Monterrey Tech is also helping us to create a new innovation.
We are building an online tool that will provide leaders with the facts and information that they need in order to understand the impact of religion in the world.
You will have information about this tool on your seat. I am excited about its potential.
We are going to create an online map based tool that enables the user - i.e. – anyone that needs information about the interrelationship of religion in the world – to access quickly and easily literally thousands of data sets and to see this mapped across the world, a country or where possible, a region.
You will be able to correlate GDP growth with migration and link to religious trends.
You will be able to analyse the impact of using the internet on religious belief – powerful insight when considering the latest events in Egypt.
You will be able to get an accurate assessment of the risk of religious violence when investing in a country.

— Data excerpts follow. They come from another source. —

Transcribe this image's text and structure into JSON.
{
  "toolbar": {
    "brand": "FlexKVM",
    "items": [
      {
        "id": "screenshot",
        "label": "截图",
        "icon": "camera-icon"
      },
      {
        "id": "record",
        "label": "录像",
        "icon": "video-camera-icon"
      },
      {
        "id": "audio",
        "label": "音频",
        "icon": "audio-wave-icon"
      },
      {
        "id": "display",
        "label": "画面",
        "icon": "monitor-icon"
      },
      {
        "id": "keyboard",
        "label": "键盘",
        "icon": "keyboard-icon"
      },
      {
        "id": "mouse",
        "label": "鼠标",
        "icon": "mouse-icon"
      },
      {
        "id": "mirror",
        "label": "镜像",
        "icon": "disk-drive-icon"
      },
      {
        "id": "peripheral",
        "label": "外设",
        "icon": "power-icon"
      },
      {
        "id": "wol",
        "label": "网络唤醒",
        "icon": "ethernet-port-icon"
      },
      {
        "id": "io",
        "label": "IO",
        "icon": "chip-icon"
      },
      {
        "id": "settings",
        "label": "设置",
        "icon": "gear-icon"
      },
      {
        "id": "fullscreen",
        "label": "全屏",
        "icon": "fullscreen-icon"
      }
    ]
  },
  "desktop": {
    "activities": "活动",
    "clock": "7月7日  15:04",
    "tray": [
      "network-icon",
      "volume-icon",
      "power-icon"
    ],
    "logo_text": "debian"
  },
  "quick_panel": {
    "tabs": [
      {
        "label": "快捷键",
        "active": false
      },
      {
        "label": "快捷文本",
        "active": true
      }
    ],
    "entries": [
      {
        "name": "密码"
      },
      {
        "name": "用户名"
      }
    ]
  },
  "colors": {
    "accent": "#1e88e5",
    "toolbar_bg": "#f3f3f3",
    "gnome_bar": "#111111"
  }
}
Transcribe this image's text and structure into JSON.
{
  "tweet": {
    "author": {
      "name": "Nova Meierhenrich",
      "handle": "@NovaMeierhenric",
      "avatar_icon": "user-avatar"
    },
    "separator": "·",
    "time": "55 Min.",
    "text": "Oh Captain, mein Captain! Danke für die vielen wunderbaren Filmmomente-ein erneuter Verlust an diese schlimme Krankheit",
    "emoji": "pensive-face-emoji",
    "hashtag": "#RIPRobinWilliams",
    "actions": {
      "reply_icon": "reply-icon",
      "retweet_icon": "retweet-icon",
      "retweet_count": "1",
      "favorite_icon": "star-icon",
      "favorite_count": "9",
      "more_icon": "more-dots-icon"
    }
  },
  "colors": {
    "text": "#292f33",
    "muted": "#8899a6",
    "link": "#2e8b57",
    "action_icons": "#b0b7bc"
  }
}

It is no accident I am talking to you about this here at Monterrey Tech.
One of the reasons that we partnered with Monterrey was due to its extraordinary technological capabilities.
More than this is the highly innovative and progressive educational model, and integrated use of advanced communication technologies.
I am delighted that Monterrey have agreed to help advise us on the build and construction of such a site.
You will have seen on the screen behind me images of an early prototype that we designed.
This is just the start. Please join us in this mission.